The 2024 NFL Draft is getting close, making it an excellent time to highlight some of the class' best players with scouting reports. Each report will include strengths, weaknesses and background information.
Here's our report on Jaylan Ford.
Ford has some meaningful athletic limitations as you project and transition him to the next level, but his game has some strengths that could get him on the field early.
Ford is a stacked linebacker who lacks the kind of play speed and sideline-to-sideline range defensive coordinators in the NFL would like. Ford’s tape showed flashes of being a strong stacked box linebacker who could key and diagnose with the needed clarity, reaction speed and flow to the football or shoot gaps and make plays. However, there were too many run-game snaps in which his recognition and reaction were a beat slow, and he does not possess the higher level athleticism and sudden movement to compensate.
Ford was often deployed as a blitzer at Texas, rushing from the inside and outside. Part of evaluating his transition to the league is whether he can do that because it would make him a more valuable player who could conceivably play in some sub packages.
One of Ford's strengths was as an underneath zone coverage defender with excellent awareness of routes, eye discipline and rally quickness to the ball. That could get him on the field in sub-defenses despite his lack of desired athleticism. He may be comparable to Ja’Whaun Bentley of the Patriots. Bentley weighs a little more than Ford but Ford’s athletic testing is slightly better.
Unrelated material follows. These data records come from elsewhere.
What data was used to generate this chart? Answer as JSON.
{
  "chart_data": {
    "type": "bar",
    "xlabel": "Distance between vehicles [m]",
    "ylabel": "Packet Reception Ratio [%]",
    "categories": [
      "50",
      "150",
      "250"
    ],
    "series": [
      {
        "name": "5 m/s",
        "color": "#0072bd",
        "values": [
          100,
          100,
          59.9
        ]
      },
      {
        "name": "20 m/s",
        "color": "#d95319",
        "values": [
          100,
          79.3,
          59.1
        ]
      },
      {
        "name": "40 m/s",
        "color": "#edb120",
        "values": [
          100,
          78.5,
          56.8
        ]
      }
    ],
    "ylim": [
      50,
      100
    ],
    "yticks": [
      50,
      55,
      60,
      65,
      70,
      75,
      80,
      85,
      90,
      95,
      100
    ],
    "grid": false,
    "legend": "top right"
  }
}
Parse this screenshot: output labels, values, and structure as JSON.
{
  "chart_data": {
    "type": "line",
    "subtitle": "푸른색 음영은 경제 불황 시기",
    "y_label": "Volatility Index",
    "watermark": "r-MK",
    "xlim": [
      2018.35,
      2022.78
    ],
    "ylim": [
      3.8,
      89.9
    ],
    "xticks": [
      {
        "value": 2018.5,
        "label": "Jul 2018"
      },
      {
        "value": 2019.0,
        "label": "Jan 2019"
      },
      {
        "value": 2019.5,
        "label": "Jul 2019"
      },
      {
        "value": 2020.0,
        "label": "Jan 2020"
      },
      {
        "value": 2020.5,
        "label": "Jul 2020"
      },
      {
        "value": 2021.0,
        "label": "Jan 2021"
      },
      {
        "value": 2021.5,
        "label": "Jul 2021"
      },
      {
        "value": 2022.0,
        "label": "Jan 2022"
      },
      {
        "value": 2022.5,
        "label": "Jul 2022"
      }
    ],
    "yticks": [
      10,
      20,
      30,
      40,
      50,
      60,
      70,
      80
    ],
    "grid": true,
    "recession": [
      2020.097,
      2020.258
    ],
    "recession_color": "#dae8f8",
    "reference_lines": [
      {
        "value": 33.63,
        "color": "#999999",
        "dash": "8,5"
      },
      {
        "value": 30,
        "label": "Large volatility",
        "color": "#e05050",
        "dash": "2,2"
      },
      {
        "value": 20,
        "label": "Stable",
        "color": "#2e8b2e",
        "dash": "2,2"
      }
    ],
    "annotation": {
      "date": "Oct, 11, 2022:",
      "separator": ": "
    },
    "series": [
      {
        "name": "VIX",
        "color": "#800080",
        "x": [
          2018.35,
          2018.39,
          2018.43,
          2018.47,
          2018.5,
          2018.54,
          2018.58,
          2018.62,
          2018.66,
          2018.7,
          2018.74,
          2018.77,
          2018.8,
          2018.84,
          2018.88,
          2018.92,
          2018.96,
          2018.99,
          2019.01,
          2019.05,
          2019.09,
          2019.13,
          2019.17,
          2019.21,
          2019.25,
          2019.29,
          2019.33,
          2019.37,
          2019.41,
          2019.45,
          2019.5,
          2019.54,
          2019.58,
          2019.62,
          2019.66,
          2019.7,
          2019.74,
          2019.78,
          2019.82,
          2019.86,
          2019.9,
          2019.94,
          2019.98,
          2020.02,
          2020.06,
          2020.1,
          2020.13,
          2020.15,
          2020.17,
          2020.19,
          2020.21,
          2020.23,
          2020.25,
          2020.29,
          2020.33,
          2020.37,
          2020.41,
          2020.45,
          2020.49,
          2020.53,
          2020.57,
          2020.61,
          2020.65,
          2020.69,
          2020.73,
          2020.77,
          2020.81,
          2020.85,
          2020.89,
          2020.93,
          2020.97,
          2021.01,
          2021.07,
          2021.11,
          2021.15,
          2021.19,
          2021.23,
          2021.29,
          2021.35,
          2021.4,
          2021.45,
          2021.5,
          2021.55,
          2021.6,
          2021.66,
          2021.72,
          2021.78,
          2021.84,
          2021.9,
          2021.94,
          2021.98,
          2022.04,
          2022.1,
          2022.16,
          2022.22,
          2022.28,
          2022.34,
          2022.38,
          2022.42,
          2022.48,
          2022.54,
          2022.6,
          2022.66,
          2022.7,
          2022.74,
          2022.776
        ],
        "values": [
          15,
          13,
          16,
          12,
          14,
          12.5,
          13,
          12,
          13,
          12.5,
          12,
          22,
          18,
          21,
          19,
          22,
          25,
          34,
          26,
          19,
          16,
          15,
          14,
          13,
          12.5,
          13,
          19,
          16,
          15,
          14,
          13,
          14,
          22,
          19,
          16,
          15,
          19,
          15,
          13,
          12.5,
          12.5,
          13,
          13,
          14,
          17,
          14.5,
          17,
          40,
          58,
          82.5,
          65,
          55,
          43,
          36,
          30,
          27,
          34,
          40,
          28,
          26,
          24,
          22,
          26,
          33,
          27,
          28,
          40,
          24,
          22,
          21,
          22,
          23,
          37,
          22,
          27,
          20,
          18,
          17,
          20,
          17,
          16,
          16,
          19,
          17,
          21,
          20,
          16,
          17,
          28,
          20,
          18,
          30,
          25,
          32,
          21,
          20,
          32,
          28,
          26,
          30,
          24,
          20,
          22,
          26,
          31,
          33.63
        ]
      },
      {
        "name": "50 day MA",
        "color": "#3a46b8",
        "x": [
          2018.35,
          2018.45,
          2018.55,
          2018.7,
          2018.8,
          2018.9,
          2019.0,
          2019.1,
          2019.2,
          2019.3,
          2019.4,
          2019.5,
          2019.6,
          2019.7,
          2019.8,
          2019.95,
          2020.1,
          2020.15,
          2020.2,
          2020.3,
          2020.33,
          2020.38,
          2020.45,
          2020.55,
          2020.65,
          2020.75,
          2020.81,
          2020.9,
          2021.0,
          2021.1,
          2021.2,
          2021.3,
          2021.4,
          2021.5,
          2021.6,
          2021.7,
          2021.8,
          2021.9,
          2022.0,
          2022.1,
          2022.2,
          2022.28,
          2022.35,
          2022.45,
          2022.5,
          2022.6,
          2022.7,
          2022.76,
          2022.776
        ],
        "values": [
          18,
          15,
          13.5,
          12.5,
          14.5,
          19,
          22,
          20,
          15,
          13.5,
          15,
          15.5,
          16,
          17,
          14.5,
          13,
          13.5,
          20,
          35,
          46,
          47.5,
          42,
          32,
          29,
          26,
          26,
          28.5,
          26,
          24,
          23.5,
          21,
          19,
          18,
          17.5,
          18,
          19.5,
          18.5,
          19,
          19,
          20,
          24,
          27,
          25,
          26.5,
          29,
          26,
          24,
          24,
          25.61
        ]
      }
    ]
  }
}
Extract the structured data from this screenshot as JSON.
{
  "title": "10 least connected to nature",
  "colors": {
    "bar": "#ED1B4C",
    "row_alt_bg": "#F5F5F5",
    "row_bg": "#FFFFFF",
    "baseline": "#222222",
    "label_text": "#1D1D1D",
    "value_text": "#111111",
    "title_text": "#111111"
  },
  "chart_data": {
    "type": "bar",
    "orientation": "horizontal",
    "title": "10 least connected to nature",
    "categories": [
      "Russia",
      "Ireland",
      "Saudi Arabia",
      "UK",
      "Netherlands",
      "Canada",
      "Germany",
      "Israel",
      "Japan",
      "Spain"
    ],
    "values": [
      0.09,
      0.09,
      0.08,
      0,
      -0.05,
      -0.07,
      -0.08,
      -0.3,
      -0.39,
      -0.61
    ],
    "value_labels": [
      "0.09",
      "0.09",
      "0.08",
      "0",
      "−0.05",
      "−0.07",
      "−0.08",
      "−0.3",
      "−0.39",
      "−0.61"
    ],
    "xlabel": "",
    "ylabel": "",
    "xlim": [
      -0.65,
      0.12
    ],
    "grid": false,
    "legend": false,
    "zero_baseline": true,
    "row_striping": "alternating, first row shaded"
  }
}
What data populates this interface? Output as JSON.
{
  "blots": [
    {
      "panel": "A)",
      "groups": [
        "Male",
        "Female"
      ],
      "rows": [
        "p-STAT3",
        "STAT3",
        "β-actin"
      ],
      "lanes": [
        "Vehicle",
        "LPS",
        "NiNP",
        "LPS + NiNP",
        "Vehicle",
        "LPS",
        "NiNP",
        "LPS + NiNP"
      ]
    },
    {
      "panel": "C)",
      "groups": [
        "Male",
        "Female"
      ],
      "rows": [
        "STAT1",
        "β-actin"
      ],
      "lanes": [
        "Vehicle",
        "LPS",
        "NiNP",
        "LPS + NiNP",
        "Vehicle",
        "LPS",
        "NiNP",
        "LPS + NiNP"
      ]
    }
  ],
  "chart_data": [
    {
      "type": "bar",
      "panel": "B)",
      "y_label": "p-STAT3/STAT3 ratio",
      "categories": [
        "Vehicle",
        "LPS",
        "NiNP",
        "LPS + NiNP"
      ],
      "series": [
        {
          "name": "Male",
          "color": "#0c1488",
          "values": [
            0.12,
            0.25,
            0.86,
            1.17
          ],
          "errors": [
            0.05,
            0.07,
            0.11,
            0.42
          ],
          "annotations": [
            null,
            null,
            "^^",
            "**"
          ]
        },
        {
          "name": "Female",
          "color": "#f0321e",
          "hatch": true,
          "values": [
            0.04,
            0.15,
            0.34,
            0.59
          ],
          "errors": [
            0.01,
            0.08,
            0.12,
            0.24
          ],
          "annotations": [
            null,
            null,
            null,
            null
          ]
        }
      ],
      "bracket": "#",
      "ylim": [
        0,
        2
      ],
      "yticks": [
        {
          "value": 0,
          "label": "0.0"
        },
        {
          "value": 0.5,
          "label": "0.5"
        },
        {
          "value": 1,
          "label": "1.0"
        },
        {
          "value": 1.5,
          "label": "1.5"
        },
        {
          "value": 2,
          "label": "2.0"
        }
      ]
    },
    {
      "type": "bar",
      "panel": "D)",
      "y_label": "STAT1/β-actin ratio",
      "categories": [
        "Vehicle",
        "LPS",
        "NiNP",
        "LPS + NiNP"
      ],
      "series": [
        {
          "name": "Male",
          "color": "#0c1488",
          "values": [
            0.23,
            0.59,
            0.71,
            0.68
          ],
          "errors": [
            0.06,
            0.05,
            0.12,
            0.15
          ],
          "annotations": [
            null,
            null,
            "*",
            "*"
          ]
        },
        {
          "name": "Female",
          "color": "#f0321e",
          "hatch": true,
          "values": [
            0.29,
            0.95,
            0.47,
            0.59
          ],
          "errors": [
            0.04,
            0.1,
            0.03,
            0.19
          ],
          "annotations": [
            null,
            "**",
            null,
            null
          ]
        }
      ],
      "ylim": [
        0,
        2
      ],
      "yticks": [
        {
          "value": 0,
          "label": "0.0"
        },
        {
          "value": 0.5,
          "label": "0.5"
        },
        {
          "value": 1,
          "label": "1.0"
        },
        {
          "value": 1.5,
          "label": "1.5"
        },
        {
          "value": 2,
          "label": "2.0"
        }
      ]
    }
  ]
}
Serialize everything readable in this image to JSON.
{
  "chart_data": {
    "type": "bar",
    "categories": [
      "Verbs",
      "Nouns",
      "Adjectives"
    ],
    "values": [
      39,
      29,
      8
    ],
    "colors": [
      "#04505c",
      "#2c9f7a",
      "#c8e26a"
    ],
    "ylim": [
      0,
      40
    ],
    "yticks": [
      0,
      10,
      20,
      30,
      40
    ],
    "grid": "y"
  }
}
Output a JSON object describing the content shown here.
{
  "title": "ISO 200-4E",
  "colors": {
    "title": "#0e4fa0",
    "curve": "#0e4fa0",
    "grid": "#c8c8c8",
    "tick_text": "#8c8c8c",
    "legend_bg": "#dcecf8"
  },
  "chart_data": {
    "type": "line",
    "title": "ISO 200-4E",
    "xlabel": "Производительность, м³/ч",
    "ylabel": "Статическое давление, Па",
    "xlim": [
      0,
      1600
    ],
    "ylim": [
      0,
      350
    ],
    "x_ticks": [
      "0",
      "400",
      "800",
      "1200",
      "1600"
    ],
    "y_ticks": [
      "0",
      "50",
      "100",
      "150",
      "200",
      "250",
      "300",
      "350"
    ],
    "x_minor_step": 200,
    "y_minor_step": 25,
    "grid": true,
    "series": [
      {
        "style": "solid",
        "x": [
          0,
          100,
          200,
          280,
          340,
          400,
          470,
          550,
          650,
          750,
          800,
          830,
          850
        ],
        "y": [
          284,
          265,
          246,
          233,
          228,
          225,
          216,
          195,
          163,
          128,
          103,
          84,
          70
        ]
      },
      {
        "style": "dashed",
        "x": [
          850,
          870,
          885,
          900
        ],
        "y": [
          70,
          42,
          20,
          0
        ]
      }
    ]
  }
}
Bentley came out of Purdue in 2018 as a fifth-round pick and became a starter out of his rookie training camp.
Ford played four years at Texas with 29 starts in 49 career games. He was a First-Team All-Big 12 selection in 2022 and 2023.
Ford was almost exclusively a stacked linebacker in the Texas defense, but there were snaps, especially on third down in which he lined up on the edge or inside and was deployed as a pass rusher as part of stunt concepts. Ford was also deployed as a blitzer at times, predominantly rushing from the inside. Ford mainly matched up on running backs in Texas' man coverage concepts, and he would green dog if the back was part of the pass protection.